As part of our series of blog posts, we will be looking at the forthcoming books which will be major outputs from the European Fiscal-Military System project.
Infinite Money: London and the European Fiscal-Military System, 1650-1870
Aaron Graham
Oxford University Press (forthcoming 2025)
Canaletto: London, the Thames from Somerset House terrace towards the City (Google Art Project)
Canaletto’s London: The Thames from Somerset House Terrace towards the City (c. 1750-1) embodies the aims of this book. The painting offers a view of London as a European city, bathed in uncharacteristic Italian sunshine and giving the impression of a Venice or a Rome suddenly and unexpectedly transferred to the banks of the Thames. In the same way, rather than analysing London as others have done as a national and imperial centre of fiscal-military state formation that looked westwards towards the Atlantic, I examine it as a European metropolis within a Continental fiscal-military system, a city that looked eastwards to Amsterdam, Hamburg, Genoa, Geneva, Vienna and other European ‘hubs’. Money, materiel and manpower flowed through London to support fiscal-military state formation and the projection of power into Europe and further afield, supplementing, complementing and even supplanting the ‘sinews of power’ in John Brewer’s British fiscal-military state.
Three key arguments lie at the heart of the book, underpinned in particular by a number of new datasets that provide for the first time accurate measures of the changing reliance of the British state upon foreign resources. The first is that after 1688 successive British ministers relied heavily upon foreign manpower, materiel and money. Foreign troops made up from 40 to 60 per cent of the total military manpower under British control before 1783, while foreign sailors plugged the gaps left by the impressment of British seamen, and foreign money supported between 10 and 20 per cent of national borrowing. Secondly, the British state was structurally dependent upon these resources. Being able to rely upon hiring troops essentially ‘off-the-shelf’, as required, enabled ministers to retain a cheap, barebones state in peacetime and ‘surge’ it in wartime while British forces mobilised. Taxes were kept low, and awkward questions about the position of Irish Catholics and other groups within the British state were avoided. Thus the British fiscal-military state, and the European fiscal-military system, were two sides of the same coin. The third is that this arrangement came under increasing strain after 1783, at precisely the moment when Brewer’s study ended. Renewed warfare cut off Dutch capital and German manpower, forcing a series of difficult political compromises as ministers tried to mobilise national resources. The British state walked backwards into autarky, and after 1815 it exported its remaining surpluses of money, material and manpower but otherwise cut its ties with what remained of the European fiscal-military system.

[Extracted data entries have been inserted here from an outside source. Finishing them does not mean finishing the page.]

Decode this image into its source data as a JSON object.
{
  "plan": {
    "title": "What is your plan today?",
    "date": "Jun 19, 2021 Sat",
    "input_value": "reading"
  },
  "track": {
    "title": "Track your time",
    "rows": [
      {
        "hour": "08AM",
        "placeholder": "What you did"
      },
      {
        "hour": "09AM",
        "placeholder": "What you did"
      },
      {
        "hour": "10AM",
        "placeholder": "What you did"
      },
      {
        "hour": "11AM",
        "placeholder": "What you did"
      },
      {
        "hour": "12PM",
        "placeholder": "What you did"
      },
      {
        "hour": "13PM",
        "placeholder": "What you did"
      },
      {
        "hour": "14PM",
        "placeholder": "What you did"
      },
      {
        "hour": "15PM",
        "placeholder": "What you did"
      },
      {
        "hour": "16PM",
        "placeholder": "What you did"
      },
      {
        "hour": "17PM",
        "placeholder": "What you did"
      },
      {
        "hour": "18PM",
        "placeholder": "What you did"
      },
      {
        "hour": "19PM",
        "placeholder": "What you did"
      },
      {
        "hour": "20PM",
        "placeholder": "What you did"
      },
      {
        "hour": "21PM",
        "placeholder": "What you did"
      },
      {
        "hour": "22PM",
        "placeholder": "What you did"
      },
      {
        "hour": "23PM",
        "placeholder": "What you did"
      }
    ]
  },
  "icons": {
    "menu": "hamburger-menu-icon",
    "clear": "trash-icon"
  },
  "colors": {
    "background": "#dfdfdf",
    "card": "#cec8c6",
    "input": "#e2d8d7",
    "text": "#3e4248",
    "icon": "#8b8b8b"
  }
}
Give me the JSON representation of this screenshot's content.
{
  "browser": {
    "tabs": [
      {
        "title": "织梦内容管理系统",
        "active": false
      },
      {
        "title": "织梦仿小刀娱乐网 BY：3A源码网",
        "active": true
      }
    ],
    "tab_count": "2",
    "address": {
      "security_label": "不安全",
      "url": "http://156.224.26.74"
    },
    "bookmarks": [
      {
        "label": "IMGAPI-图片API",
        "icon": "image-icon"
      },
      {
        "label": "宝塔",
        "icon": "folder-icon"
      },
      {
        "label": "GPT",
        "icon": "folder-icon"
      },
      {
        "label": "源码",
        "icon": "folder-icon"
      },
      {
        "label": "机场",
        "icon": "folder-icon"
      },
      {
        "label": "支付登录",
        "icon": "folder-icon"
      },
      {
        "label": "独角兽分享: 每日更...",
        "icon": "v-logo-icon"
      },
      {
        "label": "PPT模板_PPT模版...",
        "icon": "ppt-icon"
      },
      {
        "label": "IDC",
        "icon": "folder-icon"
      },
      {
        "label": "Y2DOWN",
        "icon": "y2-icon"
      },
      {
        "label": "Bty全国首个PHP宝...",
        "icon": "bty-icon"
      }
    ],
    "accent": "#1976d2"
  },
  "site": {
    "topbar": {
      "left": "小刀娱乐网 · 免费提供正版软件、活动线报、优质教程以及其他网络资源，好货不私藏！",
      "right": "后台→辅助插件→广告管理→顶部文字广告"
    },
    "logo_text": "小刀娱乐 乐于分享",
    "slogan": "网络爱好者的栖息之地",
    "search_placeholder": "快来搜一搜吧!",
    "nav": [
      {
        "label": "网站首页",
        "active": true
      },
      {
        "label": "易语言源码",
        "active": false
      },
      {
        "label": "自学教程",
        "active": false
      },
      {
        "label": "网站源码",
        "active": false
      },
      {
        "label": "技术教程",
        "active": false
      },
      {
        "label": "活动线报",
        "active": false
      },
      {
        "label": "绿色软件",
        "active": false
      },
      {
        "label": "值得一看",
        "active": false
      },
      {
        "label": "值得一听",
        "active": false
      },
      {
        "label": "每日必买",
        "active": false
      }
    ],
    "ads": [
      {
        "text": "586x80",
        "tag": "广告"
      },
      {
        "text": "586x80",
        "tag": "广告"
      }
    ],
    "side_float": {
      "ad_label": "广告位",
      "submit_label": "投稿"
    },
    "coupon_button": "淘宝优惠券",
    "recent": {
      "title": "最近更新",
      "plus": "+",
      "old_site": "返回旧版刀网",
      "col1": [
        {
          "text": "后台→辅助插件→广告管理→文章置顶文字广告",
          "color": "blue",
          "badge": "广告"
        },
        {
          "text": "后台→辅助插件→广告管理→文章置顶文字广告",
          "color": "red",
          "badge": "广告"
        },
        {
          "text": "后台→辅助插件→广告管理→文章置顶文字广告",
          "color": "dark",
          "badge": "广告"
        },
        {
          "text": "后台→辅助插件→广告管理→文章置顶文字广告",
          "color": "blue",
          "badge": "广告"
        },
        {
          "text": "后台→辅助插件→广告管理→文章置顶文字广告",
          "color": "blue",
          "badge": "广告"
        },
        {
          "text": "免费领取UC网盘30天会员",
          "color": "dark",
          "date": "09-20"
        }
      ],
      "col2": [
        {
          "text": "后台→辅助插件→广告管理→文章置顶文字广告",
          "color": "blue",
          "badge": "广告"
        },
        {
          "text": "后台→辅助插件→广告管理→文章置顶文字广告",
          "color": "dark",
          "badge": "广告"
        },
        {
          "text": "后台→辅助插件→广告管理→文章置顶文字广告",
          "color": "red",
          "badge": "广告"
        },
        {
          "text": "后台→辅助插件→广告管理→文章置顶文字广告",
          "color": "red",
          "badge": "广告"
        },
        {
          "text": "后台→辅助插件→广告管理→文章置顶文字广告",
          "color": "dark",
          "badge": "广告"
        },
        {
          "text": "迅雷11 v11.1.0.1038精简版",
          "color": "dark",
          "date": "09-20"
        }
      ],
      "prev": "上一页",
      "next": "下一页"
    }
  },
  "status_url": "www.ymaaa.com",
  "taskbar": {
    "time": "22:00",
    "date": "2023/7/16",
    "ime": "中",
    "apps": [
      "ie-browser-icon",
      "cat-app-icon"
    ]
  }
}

The book therefore reassesses London between 1530 and 1870, not merely as the site of an exercise in national state formation and resource mobilisation but also as a key node or hub in a wider fiscal-military system or network, through which European money, manpower and material ebbed and flowed. The entry of Britain into this system after 1688 made London into a major conduit for these resources, while its changed relationship after 1815 altered the nature of this relationship and eventually undermined the system and turned the British gaze away from Europe.
Aaron Graham was Research Associate for the London case study for The European Fiscal-Military System from 2019-2021 and is now Lecturer in Early Modern British Economic History at University College, London.